Finding a suitable and successful method to catch a fish that has not been commercially fished for a century has been full of trials and errors. With relentless work and not giving up on the first hurdle, the SEABASED project has found a suitable method and fishing gear that should work with this tiny but ecologically significant fish. Rosita Broström from the Åland Fish Farmers’ Association writes more about the process of trying, failing and ultimately succeeding.
Alarming increase of the stickleback populations in the Baltic Sea demand urgent solutions
Since we started the stickleback pilot project, more evidence has been put forward regarding the alarming increase of the stickleback populations in the Baltic Sea. Fish surveys done along the western Baltic Sea coast suggest a gradual spatial regime shift taking place, where the decline of perch and pike populations results in increasingly larger areas of stickleback dominance, ultimately threatening the entire ecosystem structure of the Baltic Sea, as also marine ecologist Ulf Bergström noted in a previous SEABASED blog post.
This suggests that the situation may be even more urgent than expected and that makes us even more eager to contribute to finding the solutions. Small scale coastal fishing is just a part of the solution, but given the right circumstances it could potentially make a significant difference to the local populations of perch and pike.
The trials and tribulations of stickleback fishing
Our great enthusiasm for developing a small scale fishing method has been somewhat curbed by a series of trials and tribulations during the past fishing seasons. We anticipated difficulties before the project started and it indeed turned out that trying to catch sticklebacks with a small fishing boat, a small net hauler and a small, tightly meshed seine also comes with many small problems to solve.

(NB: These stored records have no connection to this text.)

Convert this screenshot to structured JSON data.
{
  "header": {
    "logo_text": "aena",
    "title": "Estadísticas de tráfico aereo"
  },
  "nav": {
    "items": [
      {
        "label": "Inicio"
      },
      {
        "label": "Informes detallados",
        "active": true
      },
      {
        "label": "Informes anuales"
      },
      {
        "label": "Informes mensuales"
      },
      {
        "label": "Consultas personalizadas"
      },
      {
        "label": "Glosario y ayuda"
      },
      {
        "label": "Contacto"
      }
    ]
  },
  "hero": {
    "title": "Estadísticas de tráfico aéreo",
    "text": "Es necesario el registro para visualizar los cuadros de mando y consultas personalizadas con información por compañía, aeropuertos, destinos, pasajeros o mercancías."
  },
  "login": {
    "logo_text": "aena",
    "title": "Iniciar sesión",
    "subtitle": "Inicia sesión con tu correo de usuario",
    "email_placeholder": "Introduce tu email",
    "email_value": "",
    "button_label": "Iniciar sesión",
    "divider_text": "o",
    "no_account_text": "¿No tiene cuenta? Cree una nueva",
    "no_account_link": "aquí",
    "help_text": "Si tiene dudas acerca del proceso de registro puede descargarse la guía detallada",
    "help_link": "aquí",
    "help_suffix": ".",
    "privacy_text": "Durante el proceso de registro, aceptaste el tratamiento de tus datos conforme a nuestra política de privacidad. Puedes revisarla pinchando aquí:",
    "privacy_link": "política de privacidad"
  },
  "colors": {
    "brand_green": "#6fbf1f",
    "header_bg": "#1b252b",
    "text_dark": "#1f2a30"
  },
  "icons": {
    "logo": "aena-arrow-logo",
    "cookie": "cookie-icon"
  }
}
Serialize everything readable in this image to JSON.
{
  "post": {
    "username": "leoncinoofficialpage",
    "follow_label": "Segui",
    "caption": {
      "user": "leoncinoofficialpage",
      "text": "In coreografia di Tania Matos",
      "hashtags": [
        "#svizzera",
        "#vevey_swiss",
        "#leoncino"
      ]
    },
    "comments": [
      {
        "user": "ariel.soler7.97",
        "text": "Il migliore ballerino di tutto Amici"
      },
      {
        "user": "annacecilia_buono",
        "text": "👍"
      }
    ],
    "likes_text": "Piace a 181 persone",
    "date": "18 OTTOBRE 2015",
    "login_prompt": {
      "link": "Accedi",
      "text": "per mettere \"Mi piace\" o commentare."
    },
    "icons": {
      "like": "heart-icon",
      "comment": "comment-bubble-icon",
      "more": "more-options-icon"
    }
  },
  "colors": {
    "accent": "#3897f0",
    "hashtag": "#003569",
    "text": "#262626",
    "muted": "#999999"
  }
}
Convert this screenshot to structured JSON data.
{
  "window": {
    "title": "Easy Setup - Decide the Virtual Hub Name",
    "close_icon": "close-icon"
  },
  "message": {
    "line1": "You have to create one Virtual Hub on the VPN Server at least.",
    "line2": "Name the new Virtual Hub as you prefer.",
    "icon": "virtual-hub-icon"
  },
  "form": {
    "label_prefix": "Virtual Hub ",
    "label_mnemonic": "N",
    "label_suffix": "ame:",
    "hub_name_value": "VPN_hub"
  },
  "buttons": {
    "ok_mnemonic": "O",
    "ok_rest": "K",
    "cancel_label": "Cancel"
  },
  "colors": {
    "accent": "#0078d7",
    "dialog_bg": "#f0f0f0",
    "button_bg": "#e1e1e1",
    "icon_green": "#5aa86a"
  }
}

First of all, we knew from the start that we needed to work with the current size and outfittings of the Åland island fishing fleet, which put up a lot of restrictions on gear available for this type of fishing. The good thing about that, is that if we can get it to somewhat work during the project trials, then it is a lot easier to build on that with the correct equipment for this type of fishing, if there ever is an commercial expansion for this fishery.
In practice, the smaller the mesh of the net is, the more resistance it will create through friction as it is hauled through the water. The hauling machines used in most small scale fishing boats are not designed for hauling such heavy nets, which means that the hauling has to be assisted manually. This has put a lot of demand on us to develop an efficient hauling technique.
Lessons learned from fishing trials
During the first trials, we noticed that the slow hauling allowed the stickleback to escape downwards, before the seine was closed. This could be prevented by fishing at more shallow depths close to the shore, however in these areas we got plenty of by-catches of perch, which should be avoided if possible. Keeping in mind that sticklebacks tend to congregate in the upper parts of the water column during certain times, and when that happens, then it would be an ideal situation to carry out fishing with this method, with potential for bigger catches and minimal effect on the sensitive bottom area and smaller risk of by-catches.
Our solution was to make a functional change to our net, adding rings and a purse line to the bottom of the seine. This way we could close the bottom first and then haul the net without being in a hurry. We also considered the option of switching the standard net hauler for a more powerful trawl drum, like the ones used with lampara nets, but soon discovered that the one available locally was too large to fit on a small fishing boat.
We had all the changes ready for the early summer, which according to all expertise, should be the best fishing period. As it happened, It was a beautiful, sunny day in May, and it seemed like we had finally worked out all the kinks and were ready to do some serious stickleback fishing. We were excited to test the newly modified seine, but just as we did the first throw, the net got stuck in an anchor that had settled with the wrong side up on the stern of the boat used, and was ripped apart! That abruptly concluded the spring fishing season and was a serious set back to the project. We managed to repair the seine during the summer but a part of one wing was too damaged to be repaired and had to be discarded. A valuable lesson learned about the importance of the right boats for the right type of gear when fishing.
Relentless efforts have led to a finalised setup that actually works
Nevertheless we continued in early autumn with a few fishing sessions, and we finally managed to get some hauling done. We had quite a lot of perch as by-catch and not much sticklebacks when fishing in the inner archipelago, but the results were still positive, because catching the fast swimming perch was an indication that we had a working solution. When switching to the outer archipelago we managed to surround larger amounts of juvenile stickleback. The biggest stickleback school we observed was a “cloud” formation approximately the size of 1 m2, but when tightening the net, most of the fish slipped through the net as they were caught in the wing of the seine, which has a larger mesh size than the bunt end. We would not have been able to land them anyway, because they were all juvenile, and would have needed a really fine mesh to get caught. The mesh sizes (10 mm and 6 mm) we have anticipated being sufficient from the beginning, seems to be somewhat too large.